We pulled into the parking lot and I had him hop out of the van while getting the other two out. I was concentrating on unbuckling Thing Two when all of a sudden I hear this scream,
NOOOOO!!!
I turn to see Thing One in full sprint through the knee-deep snow, chasing the red balloon that was floating rapidly away across a field. He (and the escapee) were nearing the edge of a busy road and I feared that Thing One would just keep up the pursuit, right into the road.
STOP! PLEASE STOP! I screamed as desperate as I could sound and felt.
Thankfully he did.
And by doing so, he let the red balloon float across the road into a neighboring resting corn field.

Then he turned toward me.
With the most sad look I've seen on his face in a long time.
Running toward me, jeans and tennies full of snow, he burst out into a full sob and I just rushed up to meet him with a huge hug, my heart breaking.
He cried and I held him.
Yes, it was a stupid deflated balloon.
But for a moment his heart broke and so did mine for him.
A minute later, Thing One said, No big deal. It was an old balloon anyway. I don't care. It doesn't matter. And into school we walked.

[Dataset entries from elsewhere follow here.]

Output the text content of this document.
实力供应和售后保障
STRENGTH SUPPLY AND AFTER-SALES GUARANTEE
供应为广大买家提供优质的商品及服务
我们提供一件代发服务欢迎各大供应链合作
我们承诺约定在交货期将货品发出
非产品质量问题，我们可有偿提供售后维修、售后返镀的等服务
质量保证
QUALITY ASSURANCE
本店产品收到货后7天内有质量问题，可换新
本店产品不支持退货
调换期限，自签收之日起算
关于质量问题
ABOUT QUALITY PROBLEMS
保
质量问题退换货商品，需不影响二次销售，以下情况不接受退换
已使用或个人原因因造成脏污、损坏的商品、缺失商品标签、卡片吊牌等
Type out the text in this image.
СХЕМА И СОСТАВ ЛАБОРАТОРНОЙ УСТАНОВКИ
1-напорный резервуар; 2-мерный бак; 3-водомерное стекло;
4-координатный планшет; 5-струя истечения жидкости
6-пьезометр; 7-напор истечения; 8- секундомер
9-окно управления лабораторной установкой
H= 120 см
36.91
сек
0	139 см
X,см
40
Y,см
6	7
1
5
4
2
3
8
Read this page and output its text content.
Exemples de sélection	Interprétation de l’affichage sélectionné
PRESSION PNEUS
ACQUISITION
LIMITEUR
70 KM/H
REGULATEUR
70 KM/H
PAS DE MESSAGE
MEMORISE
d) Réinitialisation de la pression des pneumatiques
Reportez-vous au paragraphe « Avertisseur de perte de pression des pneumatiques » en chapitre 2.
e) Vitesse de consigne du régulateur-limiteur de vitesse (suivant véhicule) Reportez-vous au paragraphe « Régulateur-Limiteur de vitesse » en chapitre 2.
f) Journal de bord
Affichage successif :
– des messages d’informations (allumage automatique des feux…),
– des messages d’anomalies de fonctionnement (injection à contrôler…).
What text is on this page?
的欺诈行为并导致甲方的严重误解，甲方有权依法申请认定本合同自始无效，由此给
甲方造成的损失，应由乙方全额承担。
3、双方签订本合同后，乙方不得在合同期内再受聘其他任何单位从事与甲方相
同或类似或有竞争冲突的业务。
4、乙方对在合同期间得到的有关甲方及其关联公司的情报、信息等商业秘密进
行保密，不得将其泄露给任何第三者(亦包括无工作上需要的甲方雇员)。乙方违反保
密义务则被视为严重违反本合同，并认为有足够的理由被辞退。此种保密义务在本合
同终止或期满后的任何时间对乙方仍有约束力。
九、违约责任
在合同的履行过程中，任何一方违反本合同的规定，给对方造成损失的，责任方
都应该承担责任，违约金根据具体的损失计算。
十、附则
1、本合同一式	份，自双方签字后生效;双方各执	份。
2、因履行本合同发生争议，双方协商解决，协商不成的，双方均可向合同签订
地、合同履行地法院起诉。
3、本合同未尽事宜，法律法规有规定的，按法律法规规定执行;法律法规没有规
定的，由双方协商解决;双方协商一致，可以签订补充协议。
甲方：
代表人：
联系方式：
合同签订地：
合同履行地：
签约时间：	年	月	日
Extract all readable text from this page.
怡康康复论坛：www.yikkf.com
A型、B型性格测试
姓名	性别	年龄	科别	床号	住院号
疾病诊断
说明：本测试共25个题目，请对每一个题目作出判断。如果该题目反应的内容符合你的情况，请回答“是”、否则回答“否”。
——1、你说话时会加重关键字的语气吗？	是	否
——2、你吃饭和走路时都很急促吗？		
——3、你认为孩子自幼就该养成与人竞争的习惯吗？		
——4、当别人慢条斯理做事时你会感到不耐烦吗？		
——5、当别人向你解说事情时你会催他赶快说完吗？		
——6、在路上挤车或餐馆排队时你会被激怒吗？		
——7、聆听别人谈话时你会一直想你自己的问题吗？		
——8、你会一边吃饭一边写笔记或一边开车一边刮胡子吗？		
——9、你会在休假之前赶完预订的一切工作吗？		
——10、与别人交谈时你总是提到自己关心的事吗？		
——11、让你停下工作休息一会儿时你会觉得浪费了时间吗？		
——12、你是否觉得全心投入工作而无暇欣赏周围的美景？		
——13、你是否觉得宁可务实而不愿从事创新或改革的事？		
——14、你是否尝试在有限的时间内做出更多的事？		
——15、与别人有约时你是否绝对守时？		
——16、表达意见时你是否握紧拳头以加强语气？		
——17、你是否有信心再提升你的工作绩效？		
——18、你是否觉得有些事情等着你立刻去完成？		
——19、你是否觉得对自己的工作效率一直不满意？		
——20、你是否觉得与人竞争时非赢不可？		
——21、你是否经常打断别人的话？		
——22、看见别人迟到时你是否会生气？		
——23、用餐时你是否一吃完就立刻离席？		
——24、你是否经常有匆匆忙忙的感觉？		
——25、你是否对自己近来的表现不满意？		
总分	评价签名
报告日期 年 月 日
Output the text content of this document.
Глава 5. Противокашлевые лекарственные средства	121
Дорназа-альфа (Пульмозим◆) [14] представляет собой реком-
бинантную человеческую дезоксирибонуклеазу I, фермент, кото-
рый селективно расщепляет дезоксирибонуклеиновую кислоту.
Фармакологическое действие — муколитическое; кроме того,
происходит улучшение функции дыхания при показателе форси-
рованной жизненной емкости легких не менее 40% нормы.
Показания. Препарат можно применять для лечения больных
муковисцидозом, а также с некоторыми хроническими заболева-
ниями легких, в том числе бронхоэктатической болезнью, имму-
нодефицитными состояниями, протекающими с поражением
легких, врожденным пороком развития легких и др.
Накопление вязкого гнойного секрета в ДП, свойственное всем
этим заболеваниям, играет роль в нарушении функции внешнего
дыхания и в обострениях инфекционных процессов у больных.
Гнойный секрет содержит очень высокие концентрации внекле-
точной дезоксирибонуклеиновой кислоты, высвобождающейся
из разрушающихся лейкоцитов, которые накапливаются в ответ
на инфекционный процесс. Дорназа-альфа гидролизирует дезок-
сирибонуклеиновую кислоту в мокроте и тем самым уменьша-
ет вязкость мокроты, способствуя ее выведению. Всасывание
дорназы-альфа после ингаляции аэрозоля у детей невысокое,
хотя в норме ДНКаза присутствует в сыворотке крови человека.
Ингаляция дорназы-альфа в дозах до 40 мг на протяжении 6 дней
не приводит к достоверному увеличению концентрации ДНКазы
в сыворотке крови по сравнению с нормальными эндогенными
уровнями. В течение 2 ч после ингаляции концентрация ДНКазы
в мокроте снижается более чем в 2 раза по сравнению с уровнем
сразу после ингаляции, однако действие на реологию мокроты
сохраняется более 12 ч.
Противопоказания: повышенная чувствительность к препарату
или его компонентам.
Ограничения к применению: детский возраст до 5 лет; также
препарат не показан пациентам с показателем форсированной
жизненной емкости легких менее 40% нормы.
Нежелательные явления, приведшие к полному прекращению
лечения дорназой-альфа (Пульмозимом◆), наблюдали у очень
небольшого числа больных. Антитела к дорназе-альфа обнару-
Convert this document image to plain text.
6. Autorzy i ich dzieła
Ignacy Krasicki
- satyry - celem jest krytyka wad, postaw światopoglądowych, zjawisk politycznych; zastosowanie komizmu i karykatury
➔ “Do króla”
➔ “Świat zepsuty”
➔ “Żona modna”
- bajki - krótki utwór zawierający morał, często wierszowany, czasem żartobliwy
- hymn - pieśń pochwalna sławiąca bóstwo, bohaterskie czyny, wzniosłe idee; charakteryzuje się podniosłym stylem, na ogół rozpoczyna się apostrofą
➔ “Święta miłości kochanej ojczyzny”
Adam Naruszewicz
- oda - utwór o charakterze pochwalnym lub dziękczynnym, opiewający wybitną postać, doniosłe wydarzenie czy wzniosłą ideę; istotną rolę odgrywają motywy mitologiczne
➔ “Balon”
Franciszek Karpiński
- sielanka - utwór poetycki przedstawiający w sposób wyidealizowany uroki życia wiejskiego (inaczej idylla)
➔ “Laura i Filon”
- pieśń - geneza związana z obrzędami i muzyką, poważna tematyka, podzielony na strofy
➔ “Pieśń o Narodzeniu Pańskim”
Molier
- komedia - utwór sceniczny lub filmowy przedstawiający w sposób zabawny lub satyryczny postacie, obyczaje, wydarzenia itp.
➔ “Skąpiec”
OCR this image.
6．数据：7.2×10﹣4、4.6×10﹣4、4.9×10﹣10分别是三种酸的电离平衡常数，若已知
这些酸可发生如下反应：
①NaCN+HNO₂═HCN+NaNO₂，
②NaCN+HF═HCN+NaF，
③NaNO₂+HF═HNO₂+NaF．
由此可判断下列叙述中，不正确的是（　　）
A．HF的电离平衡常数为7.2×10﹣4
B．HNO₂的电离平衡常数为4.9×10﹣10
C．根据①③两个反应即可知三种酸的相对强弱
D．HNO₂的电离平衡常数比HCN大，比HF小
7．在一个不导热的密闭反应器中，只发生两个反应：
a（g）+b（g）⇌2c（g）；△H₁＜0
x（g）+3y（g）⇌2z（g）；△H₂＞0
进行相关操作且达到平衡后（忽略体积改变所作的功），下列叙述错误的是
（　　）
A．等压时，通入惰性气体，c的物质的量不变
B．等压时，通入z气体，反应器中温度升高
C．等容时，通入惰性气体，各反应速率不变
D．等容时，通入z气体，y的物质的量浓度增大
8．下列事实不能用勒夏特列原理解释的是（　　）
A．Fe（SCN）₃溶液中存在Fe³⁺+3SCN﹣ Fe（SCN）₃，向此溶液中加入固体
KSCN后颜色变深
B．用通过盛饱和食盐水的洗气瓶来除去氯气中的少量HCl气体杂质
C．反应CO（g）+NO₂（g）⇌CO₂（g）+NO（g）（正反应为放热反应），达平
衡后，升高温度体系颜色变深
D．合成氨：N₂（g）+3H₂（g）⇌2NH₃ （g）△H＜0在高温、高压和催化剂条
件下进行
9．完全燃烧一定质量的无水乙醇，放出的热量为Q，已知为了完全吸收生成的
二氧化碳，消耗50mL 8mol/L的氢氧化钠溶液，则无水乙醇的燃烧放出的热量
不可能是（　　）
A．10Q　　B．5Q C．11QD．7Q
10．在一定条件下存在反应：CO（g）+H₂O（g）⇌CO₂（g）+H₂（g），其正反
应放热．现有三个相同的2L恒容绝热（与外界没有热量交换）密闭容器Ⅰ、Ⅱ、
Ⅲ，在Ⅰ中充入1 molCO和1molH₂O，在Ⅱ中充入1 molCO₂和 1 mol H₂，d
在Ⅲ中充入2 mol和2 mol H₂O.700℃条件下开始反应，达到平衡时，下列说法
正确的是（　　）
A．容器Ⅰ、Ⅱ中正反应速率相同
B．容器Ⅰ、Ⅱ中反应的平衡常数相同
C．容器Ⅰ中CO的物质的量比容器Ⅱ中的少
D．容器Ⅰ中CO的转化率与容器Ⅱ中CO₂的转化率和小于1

He was using all the great self-talk his social worker Maba taught him. Part of me wanted to say, yes, it IS a big deal, just to let him know his sadness over things was ok to express. The other part of me knew, it was an old balloon. Good God Maba, let it go.
So I took his lead and let it go.
But he still has talked about that red balloon in the days since and how sad he was.
I'm just glad I was there so that he had arms to run into and feel loved.